An exponential function is a mathematical expression that features a constant base raised to a variable exponent. In our case, the function is given as \(g(x) = 8^x\). Here, the base is \(8\) which means that as \(x\) changes, the value of \(g(x)\) grows or shrinks exponentially. This makes exponential functions very interesting and powerful, especially in modeling situations where growth occurs at a rapid rate.
Exponential functions are characterized by their unique growth patterns. Unlike linear functions, which increase at a constant rate, exponential functions grow faster and faster as \(x\) increases.
They form curves on a graph that can rise or fall sharply, depending on the base and the sign of the exponent.

• If the base is greater than \(1\), as the case we have with \(8\), the function will grow exponentially as \(x\) increases, demonstrating exponential growth.
• Conversely, if the exponent is negative, the function will shrink rapidly as \(x\) increases.

Understanding these properties is crucial to graphing exponential functions effectively.

A table of values is an essential tool in graph sketching, especially for unfamiliar functions like \(g(x) = 8^x\). Constructing a table of values allows us to see the behavior of the function across different inputs of \(x\).
When creating a table of values, you choose several input values for \(x\), calculate the corresponding \(g(x)\) values, and document them in a simple and organized manner:

• \(x = -2\): \(g(x) = \frac{1}{64}\)
• \(x = -1\): \(g(x) = \frac{1}{8}\)
• \(x = 0\): \(g(x) = 1\)
• \(x = 1\): \(g(x) = 8\)
• \(x = 2\): \(g(x) = 64\)
• \(x = 3\): \(g(x) = 512\)

This organized set of points gives us solid ground for plotting and sketching the graph. Each calculated point represents a specific point on the curve in the coordinate plane, paving the way for understanding the function's behavior at those points and beyond.

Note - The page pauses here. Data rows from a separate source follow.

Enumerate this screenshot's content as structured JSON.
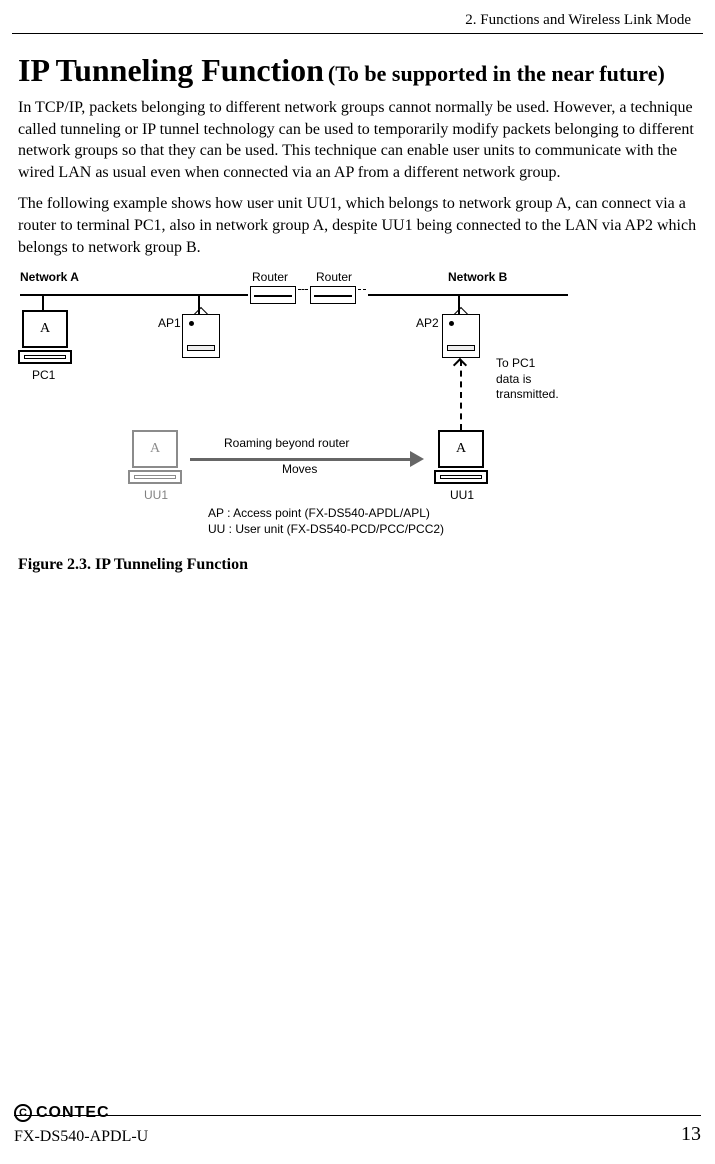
{
  "header": {
    "section_title": "2. Functions and Wireless Link Mode"
  },
  "title": {
    "main": "IP Tunneling Function",
    "sub": "(To be supported in the near future)"
  },
  "paragraphs": {
    "p1": "In TCP/IP, packets belonging to different network groups cannot normally be used.  However, a technique called tunneling or IP tunnel technology can be used to temporarily modify packets belonging to different network groups so that they can be used.  This technique can enable user units to communicate with the wired LAN as usual even when connected via an AP from a different network group.",
    "p2": "The following example shows how user unit UU1, which belongs to network group A, can connect via a router to terminal PC1, also in network group A, despite UU1 being connected to the LAN via AP2 which belongs to network group B."
  },
  "figure": {
    "network_a": "Network A",
    "network_b": "Network B",
    "router1": "Router",
    "router2": "Router",
    "ap1": "AP1",
    "ap2": "AP2",
    "pc1_letter": "A",
    "pc1_label": "PC1",
    "uu1_gray_letter": "A",
    "uu1_gray_label": "UU1",
    "uu1_letter": "A",
    "uu1_label": "UU1",
    "roaming_line1": "Roaming beyond router",
    "roaming_line2": "Moves",
    "note_line1": "To PC1",
    "note_line2": "data is",
    "note_line3": "transmitted.",
    "legend_line1": "AP  : Access point (FX-DS540-APDL/APL)",
    "legend_line2": "UU : User unit (FX-DS540-PCD/PCC/PCC2)",
    "caption": "Figure 2.3.  IP Tunneling Function"
  },
  "footer": {
    "brand_mark": "C",
    "brand": "CONTEC",
    "model": "FX-DS540-APDL-U",
    "page": "13"
  }
}
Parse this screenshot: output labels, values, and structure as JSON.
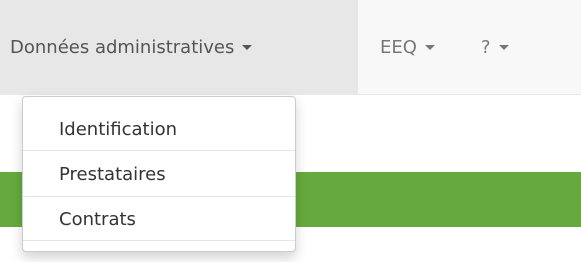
{
  "navbar": {
    "items": [
      {
        "label": "Données administratives",
        "active": true,
        "has_caret": true
      },
      {
        "label": "EEQ",
        "active": false,
        "has_caret": true
      },
      {
        "label": "?",
        "active": false,
        "has_caret": true
      }
    ]
  },
  "dropdown": {
    "open": true,
    "items": [
      {
        "label": "Identification"
      },
      {
        "label": "Prestataires"
      },
      {
        "label": "Contrats"
      }
    ]
  },
  "colors": {
    "navbar_bg": "#f8f8f8",
    "active_bg": "#e7e7e7",
    "accent_green": "#66aa3d"
  }
}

The coordinate plane is a two-dimensional surface where we can plot functions by marking points that correspond to specific input-output pairs. This plane consists of two axes: the horizontal \(x\)-axis and the vertical \(y\)-axis.
In our example, each point in the table of values for the function \(g(x) = 8^x\) is plotted on this plane by following these guidelines:

• Select an \(x\) value from your table.
• Locate this \(x\) value on the horizontal axis.
• Find \(g(x)\), the computed value, on the vertical axis.
• Mark the point where the \(x\) and \(g(x)\) intersect.

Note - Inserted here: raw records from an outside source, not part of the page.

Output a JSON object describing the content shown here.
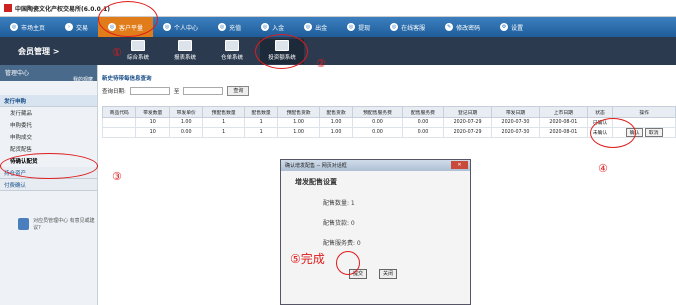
{
  "app_title": "中国陶瓷文化产权交易所(6.0.0.1)",
  "topnav": [
    {
      "label": "市场主页"
    },
    {
      "label": "交易"
    },
    {
      "label": "客户平量"
    },
    {
      "label": "个人中心"
    },
    {
      "label": "充值"
    },
    {
      "label": "入金"
    },
    {
      "label": "出金"
    },
    {
      "label": "提现"
    },
    {
      "label": "在线客服"
    },
    {
      "label": "修改密码"
    },
    {
      "label": "设置"
    }
  ],
  "subbar": {
    "title": "会员管理  >",
    "systems": [
      "综合系统",
      "报表系统",
      "仓单系统",
      "投资额系统"
    ]
  },
  "sidebar": {
    "head": "管理中心",
    "head_sub": "我的观摩",
    "section": "发行申购",
    "items": [
      "发行藏品",
      "申购委托",
      "申购成交",
      "配货配售",
      "待确认配货"
    ],
    "section2": "持仓资产",
    "section3": "付费确认",
    "help": "对应员管理中心 有意见或建议?"
  },
  "filter": {
    "title": "新史待带每信息查询",
    "date_label": "查询日期:",
    "to": "至",
    "query": "查询"
  },
  "table": {
    "headers": [
      "商品代码",
      "带发数量",
      "带发单价",
      "预配售数量",
      "配售数量",
      "预配售货款",
      "配售货款",
      "预配售服务费",
      "配售服务费",
      "登记日期",
      "带发日期",
      "上市日期",
      "状态",
      "操作"
    ],
    "rows": [
      [
        "",
        "10",
        "1.00",
        "1",
        "1",
        "1.00",
        "1.00",
        "0.00",
        "0.00",
        "2020-07-29",
        "2020-07-30",
        "2020-08-01",
        "已确认",
        ""
      ],
      [
        "",
        "10",
        "0.00",
        "1",
        "1",
        "1.00",
        "1.00",
        "0.00",
        "0.00",
        "2020-07-29",
        "2020-07-30",
        "2020-08-01",
        "未确认",
        ""
      ]
    ],
    "confirm": "确认",
    "cancel": "取消"
  },
  "dialog": {
    "title": "确认增发配售 -- 网页对话框",
    "heading": "增发配售设置",
    "qty": "配售数量: 1",
    "amount": "配售货款: 0",
    "fee": "配售服务费: 0",
    "submit": "提交",
    "close": "关闭"
  },
  "annotations": [
    "①",
    "②",
    "③",
    "④",
    "⑤完成"
  ]
}
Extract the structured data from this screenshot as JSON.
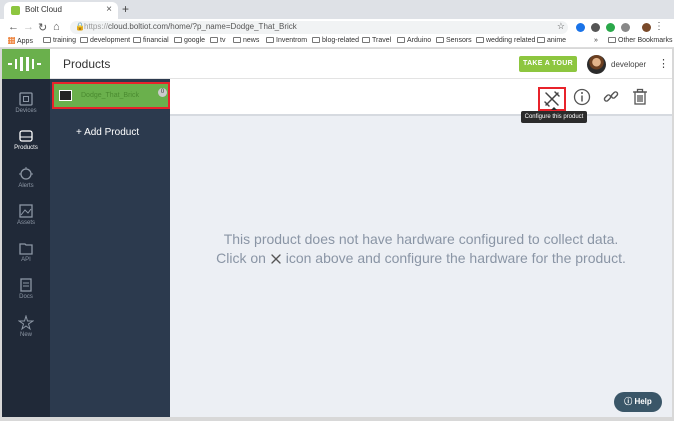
{
  "browser": {
    "tab_title": "Bolt Cloud",
    "tab_close": "×",
    "new_tab": "+",
    "url_prefix": "https://",
    "url": "cloud.boltiot.com/home/?p_name=Dodge_That_Brick",
    "bookmarks": [
      "Apps",
      "training",
      "development",
      "financial",
      "google",
      "tv",
      "news",
      "Inventrom",
      "blog-related",
      "Travel",
      "Arduino",
      "Sensors",
      "wedding related",
      "anime"
    ],
    "overflow": "»",
    "other_bookmarks": "Other Bookmarks"
  },
  "header": {
    "page_title": "Products",
    "tour_button": "TAKE A TOUR",
    "user_name": "developer"
  },
  "sidebar": {
    "items": [
      {
        "label": "Devices",
        "icon": "devices-icon",
        "active": false
      },
      {
        "label": "Products",
        "icon": "products-icon",
        "active": true
      },
      {
        "label": "Alerts",
        "icon": "alerts-icon",
        "active": false
      },
      {
        "label": "Assets",
        "icon": "assets-icon",
        "active": false
      },
      {
        "label": "API",
        "icon": "api-icon",
        "active": false
      },
      {
        "label": "Docs",
        "icon": "docs-icon",
        "active": false
      },
      {
        "label": "New",
        "icon": "new-icon",
        "active": false
      }
    ]
  },
  "products_panel": {
    "product_name": "Dodge_That_Brick",
    "device_count": "0",
    "add_label": "+ Add Product"
  },
  "actions": {
    "tooltip": "Configure this product",
    "icons": [
      "configure-icon",
      "info-icon",
      "link-icon",
      "trash-icon"
    ]
  },
  "empty_state": {
    "line1": "This product does not have hardware configured to collect data.",
    "line2_before": "Click on",
    "line2_after": "icon above and configure the hardware for the product."
  },
  "help_button": "Help",
  "colors": {
    "brand_green": "#6ab04c",
    "tour_green": "#8dc63f",
    "sidebar_dark": "#202938",
    "panel_dark": "#2c3a4e",
    "highlight_red": "#e8232b",
    "help_blue": "#3a5668"
  }
}
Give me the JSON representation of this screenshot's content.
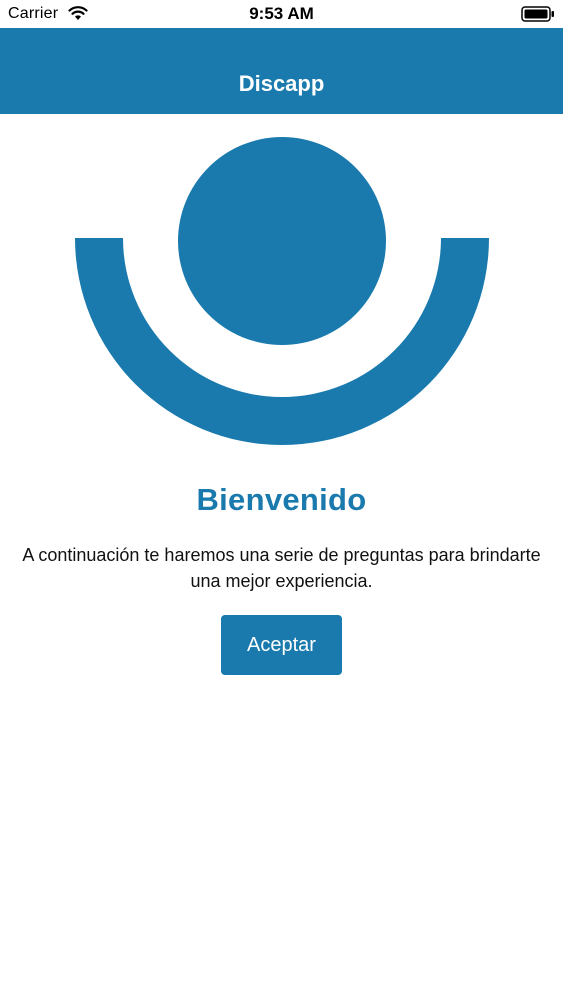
{
  "status_bar": {
    "carrier": "Carrier",
    "time": "9:53 AM",
    "wifi_icon": "wifi-icon",
    "battery_icon": "battery-icon"
  },
  "nav": {
    "title": "Discapp"
  },
  "logo": {
    "icon": "discapp-logo-icon",
    "color": "#1a7aad"
  },
  "welcome": {
    "title": "Bienvenido",
    "description": "A continuación te haremos una serie de preguntas para brindarte una mejor experiencia."
  },
  "actions": {
    "accept_label": "Aceptar"
  },
  "colors": {
    "primary": "#1a7aad",
    "background": "#ffffff"
  }
}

As plotted points from the values \((-2, \frac{1}{64})\), \((-1, \frac{1}{8})\), \((0, 1)\), \((1, 8)\), \((2, 64)\), and \((3, 512)\), these form the outline of the graph for the function \(g(x) = 8^x\). The relationship on the coordinate plane visually displays the exponential nature of the function, showing rapid growth for increasing positive \(x\) values, and approaching zero as \(x\) decreases.

Exponential growth refers to the process where quantities like populations or values of an investment increase at a rate proportional to their current size. This distinguishes it from linear growth, where additions are constant, not dependent on existing quantities.
In mathematical terms, exponential growth is aptly demonstrated by functions like \(g(x) = 8^x\). As \(x\) increases, \(g(x)\) doesn't grow linearly but rather multiplies at an increasing rate. Hence, even a slight increase in \(x\) can result in a significant increment to the function's value.
In real-world applications, exponential growth is often found in areas such as finance (interest calculations), populations (populations doubling over time), or any scenario where a quantity multiplies rapidly. The exponential function of our exercise elegantly models this behavior, offering a graphical representation that shows explosive growth as you move right along the \(x\)-axis.
Recognizing the pattern of exponential growth is pivotal, as it helps in predicting trends and understanding potential outcomes in practical scenarios. Understanding these can guide in making informed decisions based on mathematical projections.